Pupuk Kaltim outgrows its yearly profit target
By Berni K. Moestafa
BONTANG, East Kalimantan (JP): Scheduled for privatization this year, the country's largest state-owned fertilizer company, PT Pupuk Kaltim, is upbeat that this year's profits will exceed last year's despite the sluggish market.
Kaltim company secretary and head of its privatization program Mashudianto said the fertilizer company's unaudited pretax profit for January to May alone reached about Rp 331 billion, well above the initial target of Rp 185 billion.
He was optimistic that this year's net profit would be higher than the Rp 412 billion it booked in 1999, due to an unexpected quick recovery in demand from the company's overseas market.
Located in Bontang, East Kalimantan, Kaltim operates three fertilizer plants with a combined production capacity of 1.52 million metric tons of ammonia and 2.41 million tons of urea a year.
Mashudianto said the company initially estimated that prices of urea would remain low at an average of US$90 per metric ton from last year's drop to $80 per ton.
Mashudianto attributed last year's drop in price to China's decision to stop the import of urea and revive its own fertilizer industry.

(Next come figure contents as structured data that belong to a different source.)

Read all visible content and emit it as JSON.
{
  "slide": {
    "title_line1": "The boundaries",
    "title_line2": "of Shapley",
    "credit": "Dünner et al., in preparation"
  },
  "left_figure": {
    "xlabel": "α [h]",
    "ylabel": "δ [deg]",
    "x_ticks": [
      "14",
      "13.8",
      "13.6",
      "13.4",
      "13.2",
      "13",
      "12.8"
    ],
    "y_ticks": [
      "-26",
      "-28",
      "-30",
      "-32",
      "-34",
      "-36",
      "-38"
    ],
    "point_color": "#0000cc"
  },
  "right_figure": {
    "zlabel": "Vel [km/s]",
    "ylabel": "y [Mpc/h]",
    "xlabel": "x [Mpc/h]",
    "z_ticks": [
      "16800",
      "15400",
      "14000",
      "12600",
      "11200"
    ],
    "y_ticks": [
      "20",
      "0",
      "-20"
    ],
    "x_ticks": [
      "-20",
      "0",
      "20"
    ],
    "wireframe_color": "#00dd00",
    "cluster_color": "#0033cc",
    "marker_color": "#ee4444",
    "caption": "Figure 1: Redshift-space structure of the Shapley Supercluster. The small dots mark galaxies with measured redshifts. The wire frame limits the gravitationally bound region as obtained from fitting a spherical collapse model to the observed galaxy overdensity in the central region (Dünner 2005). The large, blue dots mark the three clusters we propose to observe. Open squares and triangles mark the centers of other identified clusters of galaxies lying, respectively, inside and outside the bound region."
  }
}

"China is the world's largest urea importer. When it closed its market last year, an oversupply of urea occurred," he explained.
However, China, which is expected to join the World Trade Organization (WTO) this year, will have to reopen its urea market.

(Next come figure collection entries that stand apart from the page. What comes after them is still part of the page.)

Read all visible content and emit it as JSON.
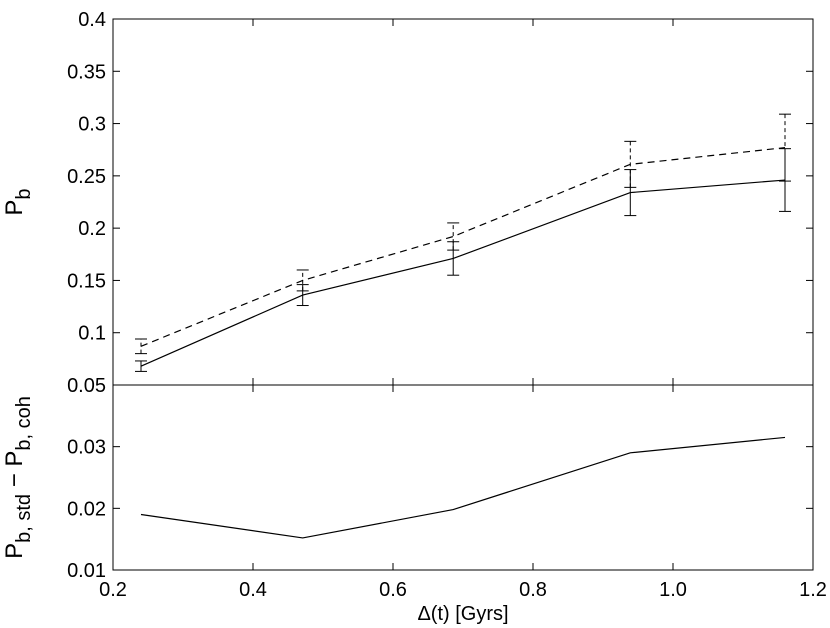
{
  "chart_data": [
    {
      "type": "line",
      "ylabel": {
        "text": "P",
        "sub": "b"
      },
      "xlim": [
        0.2,
        1.2
      ],
      "xticks": [
        0.2,
        0.4,
        0.6,
        0.8,
        {
          "value": 1,
          "label": "1.0"
        },
        1.2
      ],
      "ylim": [
        0.05,
        0.4
      ],
      "yticks": [
        0.05,
        0.1,
        0.15,
        0.2,
        0.25,
        0.3,
        0.35,
        0.4
      ],
      "x": [
        0.24,
        0.471,
        0.686,
        0.939,
        1.16
      ],
      "series": [
        {
          "color": "#000000",
          "linestyle": "solid",
          "values": [
            0.068,
            0.136,
            0.171,
            0.234,
            0.246
          ],
          "errors": [
            0.005,
            0.01,
            0.016,
            0.022,
            0.03
          ]
        },
        {
          "color": "#000000",
          "linestyle": "dashed",
          "values": [
            0.087,
            0.15,
            0.192,
            0.261,
            0.277
          ],
          "errors": [
            0.007,
            0.01,
            0.013,
            0.022,
            0.032
          ]
        }
      ]
    },
    {
      "type": "line",
      "ylabel": {
        "text": "P",
        "sub": "b, std",
        "text2": " − P",
        "sub2": "b, coh"
      },
      "xlabel": "Δ(t) [Gyrs]",
      "xlim": [
        0.2,
        1.2
      ],
      "xticks": [
        0.2,
        0.4,
        0.6,
        0.8,
        {
          "value": 1,
          "label": "1.0"
        },
        1.2
      ],
      "ylim": [
        0.01,
        0.04
      ],
      "yticks": [
        0.01,
        0.02,
        0.03
      ],
      "x": [
        0.24,
        0.471,
        0.686,
        0.939,
        1.16
      ],
      "series": [
        {
          "color": "#000000",
          "linestyle": "solid",
          "values": [
            0.019,
            0.0152,
            0.0198,
            0.029,
            0.0315
          ]
        }
      ]
    }
  ]
}
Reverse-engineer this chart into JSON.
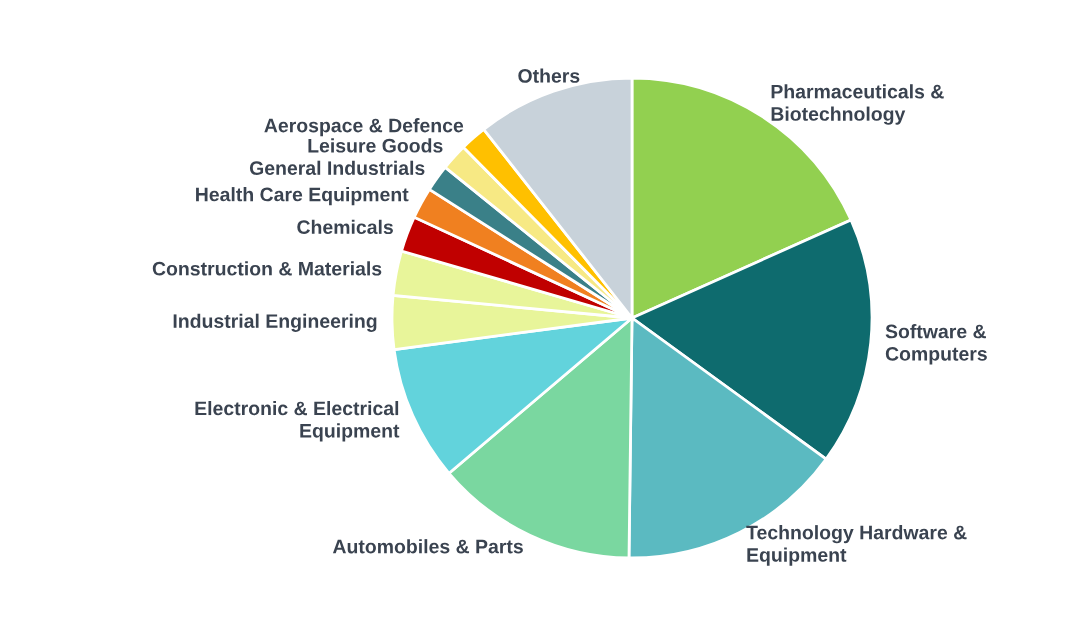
{
  "chart_data": {
    "type": "pie",
    "categories": [
      "Pharmaceuticals &\nBiotechnology",
      "Software &\nComputers",
      "Technology Hardware &\nEquipment",
      "Automobiles & Parts",
      "Electronic & Electrical\nEquipment",
      "Industrial Engineering",
      "Construction & Materials",
      "Chemicals",
      "Health Care Equipment",
      "General Industrials",
      "Leisure Goods",
      "Aerospace & Defence",
      "Others"
    ],
    "values": [
      18.3,
      16.7,
      15.2,
      13.6,
      9.1,
      3.6,
      3.0,
      2.4,
      2.1,
      1.8,
      1.8,
      1.8,
      10.6
    ],
    "colors": [
      "#92d050",
      "#0e6b6e",
      "#5bbac1",
      "#7ad7a0",
      "#62d3dc",
      "#e8f59a",
      "#e8f59a",
      "#c00000",
      "#f08020",
      "#3a8088",
      "#f7e984",
      "#ffc000",
      "#c8d2da"
    ]
  }
}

Mashudianto said urea made up some 80 percent of the company's total revenue with the remaining coming from sales of ammonia.
The company's total revenue reached Rp 1.5 trillion in 1999, slightly down from Rp 1.6 trillion the year before.

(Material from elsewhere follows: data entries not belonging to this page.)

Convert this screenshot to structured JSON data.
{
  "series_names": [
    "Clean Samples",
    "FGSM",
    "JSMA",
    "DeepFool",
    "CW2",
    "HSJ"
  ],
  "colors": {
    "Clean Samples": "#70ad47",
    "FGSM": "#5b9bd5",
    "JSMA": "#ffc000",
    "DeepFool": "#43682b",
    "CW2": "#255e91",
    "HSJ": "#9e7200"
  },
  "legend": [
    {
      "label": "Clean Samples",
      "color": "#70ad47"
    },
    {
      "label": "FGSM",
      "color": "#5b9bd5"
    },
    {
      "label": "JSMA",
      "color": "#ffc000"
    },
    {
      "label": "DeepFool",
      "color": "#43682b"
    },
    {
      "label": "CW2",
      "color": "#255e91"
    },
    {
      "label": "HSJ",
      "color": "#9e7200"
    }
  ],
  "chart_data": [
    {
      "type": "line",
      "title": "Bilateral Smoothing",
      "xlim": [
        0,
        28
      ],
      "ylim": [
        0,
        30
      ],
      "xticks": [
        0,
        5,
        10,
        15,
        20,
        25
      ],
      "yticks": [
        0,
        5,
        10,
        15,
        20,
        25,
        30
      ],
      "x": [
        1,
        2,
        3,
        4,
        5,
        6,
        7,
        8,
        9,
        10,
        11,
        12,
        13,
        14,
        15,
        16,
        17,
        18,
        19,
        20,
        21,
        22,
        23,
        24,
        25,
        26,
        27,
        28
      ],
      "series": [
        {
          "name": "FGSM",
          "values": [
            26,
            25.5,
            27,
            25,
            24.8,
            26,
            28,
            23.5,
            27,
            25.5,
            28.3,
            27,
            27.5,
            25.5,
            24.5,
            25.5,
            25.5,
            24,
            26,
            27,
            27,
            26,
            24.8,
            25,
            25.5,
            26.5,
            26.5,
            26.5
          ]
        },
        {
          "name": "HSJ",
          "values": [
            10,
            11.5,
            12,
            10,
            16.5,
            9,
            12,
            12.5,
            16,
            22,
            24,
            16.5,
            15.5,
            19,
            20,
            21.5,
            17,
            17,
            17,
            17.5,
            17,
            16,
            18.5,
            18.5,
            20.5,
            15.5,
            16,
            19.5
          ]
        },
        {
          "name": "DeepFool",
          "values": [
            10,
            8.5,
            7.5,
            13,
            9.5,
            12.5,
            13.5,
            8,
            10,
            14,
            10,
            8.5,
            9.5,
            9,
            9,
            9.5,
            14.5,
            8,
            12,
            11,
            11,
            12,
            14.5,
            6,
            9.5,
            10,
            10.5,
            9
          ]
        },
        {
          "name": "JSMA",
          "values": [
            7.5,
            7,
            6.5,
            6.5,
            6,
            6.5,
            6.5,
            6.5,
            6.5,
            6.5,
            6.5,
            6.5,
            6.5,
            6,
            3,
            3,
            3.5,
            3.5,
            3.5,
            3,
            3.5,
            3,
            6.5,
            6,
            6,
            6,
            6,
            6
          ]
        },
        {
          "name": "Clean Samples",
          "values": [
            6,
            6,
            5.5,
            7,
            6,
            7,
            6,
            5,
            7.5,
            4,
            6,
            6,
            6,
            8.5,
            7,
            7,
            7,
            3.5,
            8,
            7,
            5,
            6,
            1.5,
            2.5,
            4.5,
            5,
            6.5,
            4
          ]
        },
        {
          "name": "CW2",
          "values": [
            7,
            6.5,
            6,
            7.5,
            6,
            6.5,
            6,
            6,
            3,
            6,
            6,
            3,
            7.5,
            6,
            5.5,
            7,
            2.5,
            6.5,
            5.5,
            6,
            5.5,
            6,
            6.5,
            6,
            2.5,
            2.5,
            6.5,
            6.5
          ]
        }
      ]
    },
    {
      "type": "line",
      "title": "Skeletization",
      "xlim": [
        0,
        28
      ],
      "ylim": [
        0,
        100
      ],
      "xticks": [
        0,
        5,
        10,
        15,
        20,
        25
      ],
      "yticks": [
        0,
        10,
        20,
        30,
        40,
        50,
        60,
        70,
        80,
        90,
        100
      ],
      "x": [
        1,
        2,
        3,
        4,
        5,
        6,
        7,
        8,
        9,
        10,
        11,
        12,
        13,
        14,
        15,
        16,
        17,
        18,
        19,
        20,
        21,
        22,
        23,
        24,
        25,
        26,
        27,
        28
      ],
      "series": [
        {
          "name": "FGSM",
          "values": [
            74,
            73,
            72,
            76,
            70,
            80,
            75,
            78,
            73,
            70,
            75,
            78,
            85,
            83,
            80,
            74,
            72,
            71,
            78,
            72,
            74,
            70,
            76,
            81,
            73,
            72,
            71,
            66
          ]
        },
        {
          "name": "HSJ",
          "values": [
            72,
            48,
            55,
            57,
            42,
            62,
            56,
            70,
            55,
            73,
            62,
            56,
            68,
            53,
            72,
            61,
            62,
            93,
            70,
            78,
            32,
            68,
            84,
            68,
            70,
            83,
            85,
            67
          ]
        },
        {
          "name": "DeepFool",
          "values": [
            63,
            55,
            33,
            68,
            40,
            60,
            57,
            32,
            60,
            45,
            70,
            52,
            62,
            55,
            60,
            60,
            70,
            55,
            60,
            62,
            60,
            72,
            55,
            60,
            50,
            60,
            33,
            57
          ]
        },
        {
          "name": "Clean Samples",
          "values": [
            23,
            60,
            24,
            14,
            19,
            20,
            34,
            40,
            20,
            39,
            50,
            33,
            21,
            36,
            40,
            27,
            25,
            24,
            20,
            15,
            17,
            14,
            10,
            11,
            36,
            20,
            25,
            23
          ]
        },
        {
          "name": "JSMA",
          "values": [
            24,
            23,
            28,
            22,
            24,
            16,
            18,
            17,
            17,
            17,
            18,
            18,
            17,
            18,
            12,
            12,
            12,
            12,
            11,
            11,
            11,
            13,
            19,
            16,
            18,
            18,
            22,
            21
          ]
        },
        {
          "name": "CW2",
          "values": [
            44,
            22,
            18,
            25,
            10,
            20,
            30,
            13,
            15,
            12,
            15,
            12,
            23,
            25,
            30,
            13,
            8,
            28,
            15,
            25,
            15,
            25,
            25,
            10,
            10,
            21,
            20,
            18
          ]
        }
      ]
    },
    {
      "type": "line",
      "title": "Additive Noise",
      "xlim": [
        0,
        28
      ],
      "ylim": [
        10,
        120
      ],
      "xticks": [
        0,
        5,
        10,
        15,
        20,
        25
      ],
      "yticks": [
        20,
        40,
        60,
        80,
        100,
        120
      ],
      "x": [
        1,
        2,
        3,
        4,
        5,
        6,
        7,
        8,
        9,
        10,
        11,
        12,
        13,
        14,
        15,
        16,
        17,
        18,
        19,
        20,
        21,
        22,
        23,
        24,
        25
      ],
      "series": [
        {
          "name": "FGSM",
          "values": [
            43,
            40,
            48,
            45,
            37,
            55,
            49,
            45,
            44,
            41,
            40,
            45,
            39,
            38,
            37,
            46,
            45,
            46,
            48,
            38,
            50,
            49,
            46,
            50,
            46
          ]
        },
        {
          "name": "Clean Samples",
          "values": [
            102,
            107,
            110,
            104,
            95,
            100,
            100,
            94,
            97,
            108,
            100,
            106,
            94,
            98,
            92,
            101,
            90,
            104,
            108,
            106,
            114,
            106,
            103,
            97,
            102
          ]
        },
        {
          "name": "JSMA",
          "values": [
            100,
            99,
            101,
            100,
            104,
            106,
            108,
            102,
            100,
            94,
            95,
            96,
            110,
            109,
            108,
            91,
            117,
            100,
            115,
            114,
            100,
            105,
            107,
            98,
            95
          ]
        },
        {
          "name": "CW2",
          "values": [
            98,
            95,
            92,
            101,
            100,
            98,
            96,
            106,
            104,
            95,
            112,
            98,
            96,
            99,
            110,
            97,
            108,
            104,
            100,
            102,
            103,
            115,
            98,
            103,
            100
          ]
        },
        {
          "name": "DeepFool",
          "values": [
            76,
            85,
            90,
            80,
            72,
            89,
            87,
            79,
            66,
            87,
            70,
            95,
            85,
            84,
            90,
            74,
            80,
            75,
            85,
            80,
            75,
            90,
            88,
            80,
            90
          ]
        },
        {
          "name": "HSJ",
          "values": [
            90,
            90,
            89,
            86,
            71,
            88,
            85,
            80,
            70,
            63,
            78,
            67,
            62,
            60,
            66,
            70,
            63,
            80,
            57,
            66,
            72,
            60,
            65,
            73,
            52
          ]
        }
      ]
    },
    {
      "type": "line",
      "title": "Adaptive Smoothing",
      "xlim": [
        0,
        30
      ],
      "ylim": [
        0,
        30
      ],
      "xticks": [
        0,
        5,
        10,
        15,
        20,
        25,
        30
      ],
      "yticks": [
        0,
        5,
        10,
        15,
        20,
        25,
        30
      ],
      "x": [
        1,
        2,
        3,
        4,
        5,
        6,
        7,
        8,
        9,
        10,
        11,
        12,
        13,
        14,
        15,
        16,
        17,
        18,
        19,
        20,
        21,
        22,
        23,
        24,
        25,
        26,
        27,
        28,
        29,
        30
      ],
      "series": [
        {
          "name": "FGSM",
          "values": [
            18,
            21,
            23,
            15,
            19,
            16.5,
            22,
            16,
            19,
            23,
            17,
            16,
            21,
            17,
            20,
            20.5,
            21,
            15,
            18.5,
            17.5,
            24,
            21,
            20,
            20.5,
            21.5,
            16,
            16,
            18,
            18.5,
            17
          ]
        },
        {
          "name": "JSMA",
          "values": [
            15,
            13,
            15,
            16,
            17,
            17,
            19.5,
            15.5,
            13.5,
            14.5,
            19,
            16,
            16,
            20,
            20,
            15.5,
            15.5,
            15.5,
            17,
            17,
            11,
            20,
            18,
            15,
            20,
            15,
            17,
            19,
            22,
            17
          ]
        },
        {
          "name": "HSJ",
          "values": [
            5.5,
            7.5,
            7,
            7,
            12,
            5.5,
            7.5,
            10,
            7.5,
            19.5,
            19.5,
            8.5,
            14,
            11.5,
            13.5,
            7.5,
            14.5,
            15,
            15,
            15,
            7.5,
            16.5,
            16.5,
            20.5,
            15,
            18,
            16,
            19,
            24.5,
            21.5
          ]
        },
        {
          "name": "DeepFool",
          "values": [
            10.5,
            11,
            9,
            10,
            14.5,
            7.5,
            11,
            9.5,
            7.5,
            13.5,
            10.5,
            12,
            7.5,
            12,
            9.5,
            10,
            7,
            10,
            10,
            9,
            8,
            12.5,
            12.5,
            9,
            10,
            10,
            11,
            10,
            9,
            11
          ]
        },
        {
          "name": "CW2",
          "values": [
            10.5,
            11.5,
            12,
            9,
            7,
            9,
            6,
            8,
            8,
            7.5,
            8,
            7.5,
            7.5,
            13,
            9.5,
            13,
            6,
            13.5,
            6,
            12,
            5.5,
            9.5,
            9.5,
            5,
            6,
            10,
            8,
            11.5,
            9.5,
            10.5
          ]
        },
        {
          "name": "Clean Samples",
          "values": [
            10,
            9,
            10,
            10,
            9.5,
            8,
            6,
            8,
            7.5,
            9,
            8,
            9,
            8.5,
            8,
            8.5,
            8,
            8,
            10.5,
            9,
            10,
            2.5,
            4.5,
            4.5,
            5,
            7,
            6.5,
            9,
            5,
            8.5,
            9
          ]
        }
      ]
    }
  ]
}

Kaltim's director for research Anwar K. Joesoef said the price of urea was very unstable as it depended on the farmers' harvest seasons around the world.
He said floods and long periods of drought in certain regions of the world also caused the price of urea to drop last year.
But Anwar estimated that the price of urea this year would climb to between $130 and $140 and would remain stable at $160 some time next year.
"Each 10 percent increase in the price of urea will boost our revenue by $24 million," he said.
Kaltim president Syaiful Amir said the company's main export markets were located in the Southeast Asian regions and included countries such as Vietnam, the Philippines, Korea and Australia.
He said despite stiff competition from urea producers in the Middle East, Kaltim had the advantage of being geographically closer to the market.
"Urea producers in the Middle East benefit from their vast natural gas resources," he announced later in Jakarta.
Natural gas is the main raw material in producing urea, which for Kaltim, accounts for some 49 percent of its production costs.
The company receives its gas supply from the nearby Badak gas fields, which are operated by state oil and gas company Pertamina and its production-sharing contractors.
Syaiful also dismissed doubt that the urea market would become saturated with the company's plan to boost production to 3 million tons by 2002.
China, he said, would soon reopen its urea market, while domestic urea consumption alone would increase by an average of two percent each year.
Kaltim will soon inaugurate the construction of Indonesia's first granular urea plant, which will produce larger urea pills, and the company's fourth fertilizer plant.
The plant comes with an investment of $80.89 million and will have an annual production capacity of 570,000 tons of granular urea.
Investment for the fourth fertilizer plant is estimated to reach $359.7 million and will have an annual production capacity of 330,000 tons for ammonia and 570,000 tons for urea.
Privatization
Kaltim is one of 10 companies that the government has included in its privatization program to help raise Rp 6.5 trillion for the April-December state budget.
Syaiful said the company expected to launch its initial public offering (IPO) in September this year, or 45 days after registration at the Capital Market Supervisory Agency (Bapepam) next week.
Acting as its underwriter will be PT Danareksa Securities, he said.
The amount of shares to be sold will depend on market conditions, he added.
"With a sluggish market, we might first sell only 15 percent."
Syaiful further declined to say how much the company estimated to gain from its IPO. But the government said it would relinquish its stakes at Kaltim to a maximum of 49 percent.
He added that shares sold in the initial public offering would comprise government shares and about 10 percent of new shares.
Commenting on demands from the East Kalimantan local government to own 20 percent of Kaltim's shares, Syaiful said that it was up to the central government to decide whether to meet the demand.
"But we encourage East Kalimantan locals to purchase our shares," he said, adding that the central government was considering ways of facilitating locals to purchase the shares.
Last year, the local government received only Rp 2.3 billion in taxes, whereas the central government took in Rp 292.8 billion.